Vietnam’s budget cuts aim to support its economic growth target of at least 8 percent this year, the same as Indonesia’s. The government is prioritizing several sectors, including artificial intelligence development, the digital economy and renewable energy.

To help meet this target, To Lam has recommended raising the science and technology budget to 3 percent of total government spending in 2025, with further increases promised over the next five years.

The Vietnamese government has also issued Politburo Resolution 57 to accelerate research by streamlining bureaucracy, boosting research and development spending from 0.4 percent to 2 percent of GDP, and aiming to produce 12 researchers per 10,000 people by 2030.

To drive transformative research and innovation, Vietnam is also working to improve the welfare of researchers and engineers, displaying seriousness and commitment in developing the quality of its human resources.

To Lam’s ambition is to place Vietnam among the top-three countries in Southeast Asia for digital competitiveness and e-government development, and to enter the world’s top-30 countries leading in digital innovation and transformation by 2045.

Budget efficiency is part of a longstanding strategy to advance Vietnam through research and technology development. A key milestone in this journey was the successful launch of the super mini Pico Dragon satellite, designed by Vietnamese engineers and researchers from VNREDSAT-1, in August 2013. The event marked Vietnam’s growing rise in research and technology, and the country has consistently prioritized this sector ever since.

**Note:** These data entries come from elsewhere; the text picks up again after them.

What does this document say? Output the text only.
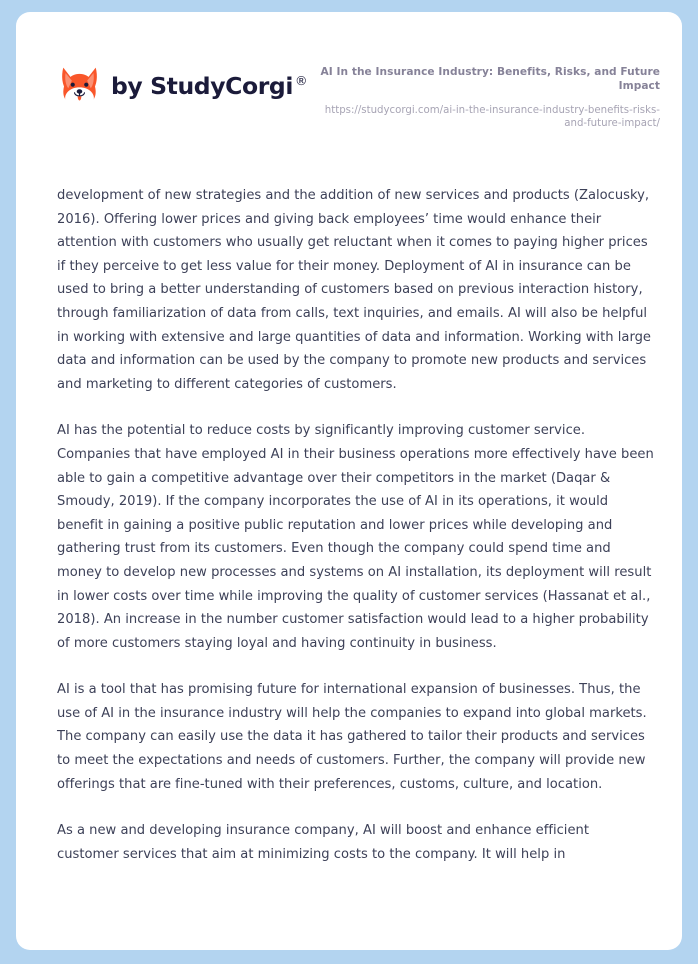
by StudyCorgi ®
AI In the Insurance Industry: Benefits, Risks, and Future Impact
https://studycorgi.com/ai-in-the-insurance-industry-benefits-risks-and-future-impact/

development of new strategies and the addition of new services and products (Zalocusky, 2016). Offering lower prices and giving back employees’ time would enhance their attention with customers who usually get reluctant when it comes to paying higher prices if they perceive to get less value for their money. Deployment of AI in insurance can be used to bring a better understanding of customers based on previous interaction history, through familiarization of data from calls, text inquiries, and emails. AI will also be helpful in working with extensive and large quantities of data and information. Working with large data and information can be used by the company to promote new products and services and marketing to different categories of customers.

AI has the potential to reduce costs by significantly improving customer service. Companies that have employed AI in their business operations more effectively have been able to gain a competitive advantage over their competitors in the market (Daqar & Smoudy, 2019). If the company incorporates the use of AI in its operations, it would benefit in gaining a positive public reputation and lower prices while developing and gathering trust from its customers. Even though the company could spend time and money to develop new processes and systems on AI installation, its deployment will result in lower costs over time while improving the quality of customer services (Hassanat et al., 2018). An increase in the number customer satisfaction would lead to a higher probability of more customers staying loyal and having continuity in business.

AI is a tool that has promising future for international expansion of businesses. Thus, the use of AI in the insurance industry will help the companies to expand into global markets. The company can easily use the data it has gathered to tailor their products and services to meet the expectations and needs of customers. Further, the company will provide new offerings that are fine-tuned with their preferences, customs, culture, and location.

As a new and developing insurance company, AI will boost and enhance efficient customer services that aim at minimizing costs to the company. It will help in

In 2017, for instance, Vietnam tasked the Ministry of Science and Technology with developing the Science, Technology and Innovation (STI) and Socio-Economic Development Strategy (SEDS) for the 2021–2030 period.

These policies have had a tangible impact, attracting investment from major global research and technology companies. Since 2017, Apple has been actively working with local manufacturing partners such as Foxcomm and Luxshare. As a result, since 2020, Vietnam has become a strategic hub for Apple’s production and supply chain.

Most recently, Nvidia, the United States multinational technology giant, officially invested in Vietnam at the end of 2024. In partnership with local tech firm FPT, Nvidia will establish an AI research and development center in the country. It is no surprise that Vietnam is now soaring as a cutting-edge research and technology hub, thanks to strong backing from both the government and the private sector.

In contrast to Vietnam, Indonesia’s National Research and Innovation Agency (BRIN), the government body responsible for driving research and technological innovation, has become one of the immediate victims of significant budget cuts.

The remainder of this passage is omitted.